Next week, Way's run as the regular writer on "Wolverine" beings, another one of Marvel's most lethally capable heroes. "I would definitely put them on the same plate," Way said. "Banner holds it in too tight, so when it pops it's disastrous and Logan probably doesn't keep a lid on it tight enough. He's on constant vent.

"He's a guy who plays it close to the vest," Way said of Wolverine. "He's very old, but he isn't aware of most of his life so even though he's jaded, he's not necessarily wise about a lot of things. He knows there's a better standard of living, but he knows he could never be a part of that. Because he's living outside of time.

"He tends to stand up for those who can't do it themselves, whether it be just to create a balance or because he's not a peaceful man," Way continued. "He seeks out strife. Even though he doesn't know anything about his past, he knows exactly what he is."

However, that's all about to change as reader's of "House of M" #8 and "House of M: Day After" saw-- when reality was restored, the Swiss cheese holes in Wolverine's memory were all filled in. "He doesn't just remember 'House of M' he remembers everything," Way said. "He remembers a history that's 100 years and running. He remembers everything that we all read in the comic books, but he also remembers everything that was never in the comic books. It's all there and it's all a lot to deal with mentally and just logistically because he has done a lot of bad things. but he also did a lot of good things. Also just because he has access to it all doesn't mean it's all readily available."

With his memory now complete, "Origins and Endings" follows Logan on what Way calls a quest. "There are certain specific things that he is out to accomplish.

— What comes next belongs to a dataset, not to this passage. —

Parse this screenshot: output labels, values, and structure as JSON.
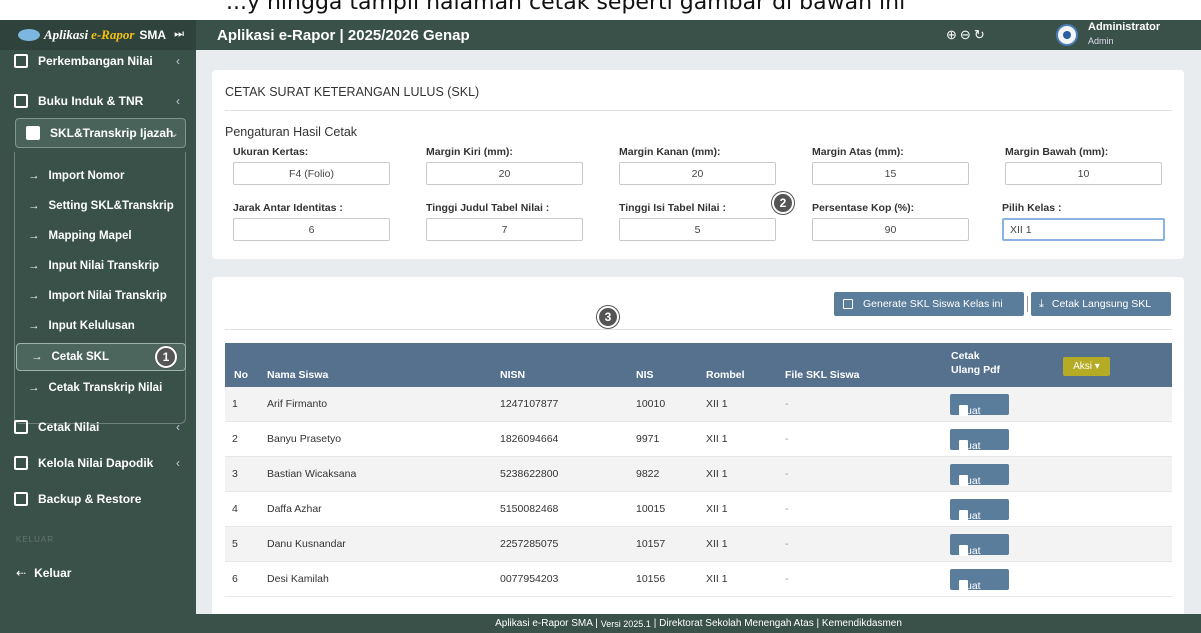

He knows what he's doing, but no one else does."

Logan begins his quest in Tokyo where he's looking to have a little "chat" with long time foe, the Silver Samurai. "Samurai is the first on the list because he has a lot of knowledge," Way said. "In a lot of Eastern mythology there's mention of immortality. In this mythology it's an oral history type of thing. Bushido warriors would bring in an apprentice they would tell them their history. They would tell them their father's history and their grandfather's history. There were all these histories that were told to them. Their memories would become that person. They are now immortal. They have lived those generations. They have all those memories.

"Samurai is privy to all of that and it's actually been mentioned in earlier 'Wolverine' books, which is where I picked it up," Way continued. "So the Silver Samurai has a piece of the puzzle which leads to another piece of the puzzle. Which leads to another place."

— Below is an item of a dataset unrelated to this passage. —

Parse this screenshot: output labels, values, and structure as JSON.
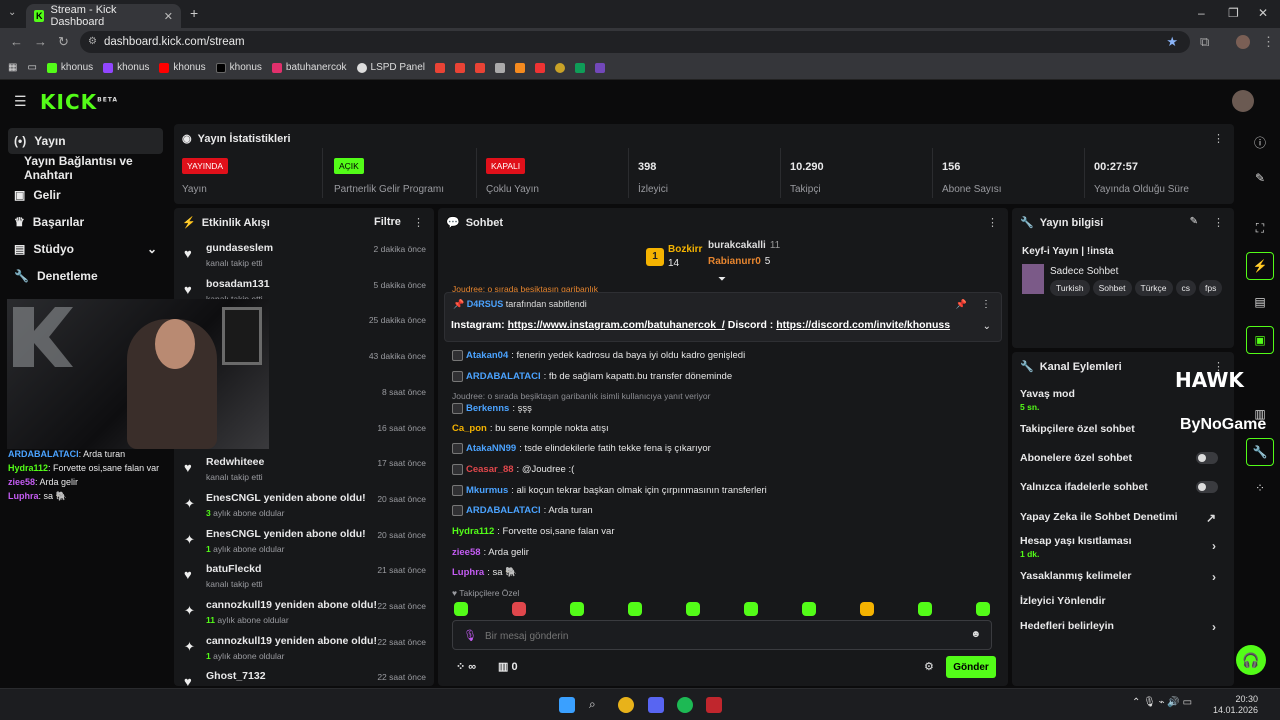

Wolverine's quest will take him all over the globe. Japan, Russia and Canada are just some of the countries Logan will be traversing in "Origins and Endings."

As readers follow Logan's journey, they'll be treated to flashbacks to important periods of his life, including the time period detailed in Paul Jenkins "Origin" mini-series. "You'll see that he was Wolverine long before Weapon X," Way explained. "That was just a link in the chain, a step in the process. It had been boiling for a long time."

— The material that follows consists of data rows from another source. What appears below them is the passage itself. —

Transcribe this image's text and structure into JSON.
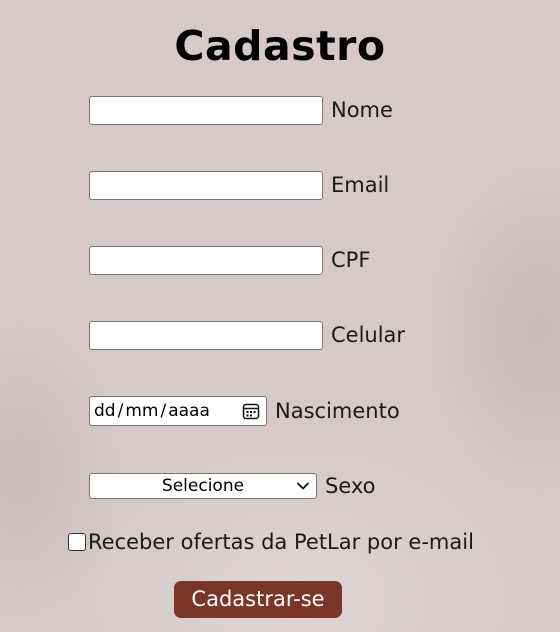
{
  "title": "Cadastro",
  "fields": {
    "nome": {
      "label": "Nome",
      "value": ""
    },
    "email": {
      "label": "Email",
      "value": ""
    },
    "cpf": {
      "label": "CPF",
      "value": ""
    },
    "celular": {
      "label": "Celular",
      "value": ""
    },
    "nascimento": {
      "label": "Nascimento",
      "placeholder": {
        "day": "dd",
        "month": "mm",
        "year": "aaaa",
        "separator": "/"
      },
      "icon": "calendar-icon"
    },
    "sexo": {
      "label": "Sexo",
      "selected": "Selecione",
      "icon": "chevron-down-icon"
    }
  },
  "newsletter": {
    "label": "Receber ofertas da PetLar por e-mail",
    "checked": false
  },
  "submit": {
    "label": "Cadastrar-se"
  },
  "colors": {
    "background": "#d5c9c9",
    "button": "#7a3628",
    "button_text": "#ffffff"
  }
}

When word gets out that the fog surrounding Wolverine's memory has now cleared, many people are going to be to be feeling tense, edgy and afraid. "Logan having his memories back is not a good thing for anybody," Way stated. "Especially the governments who all had their dirty fingers in the pot. Everybody is very nervous. Not only is it what he's done, but it's what has been done to him. Is he going to go looking for payback? A lot of these things are things people inherited from 50, 60, 70 years ago and they have no idea whether their asses are covered or not. You also have to consider the fact that not too long ago, he went crazy and took out a whole squad of Marvel heroes."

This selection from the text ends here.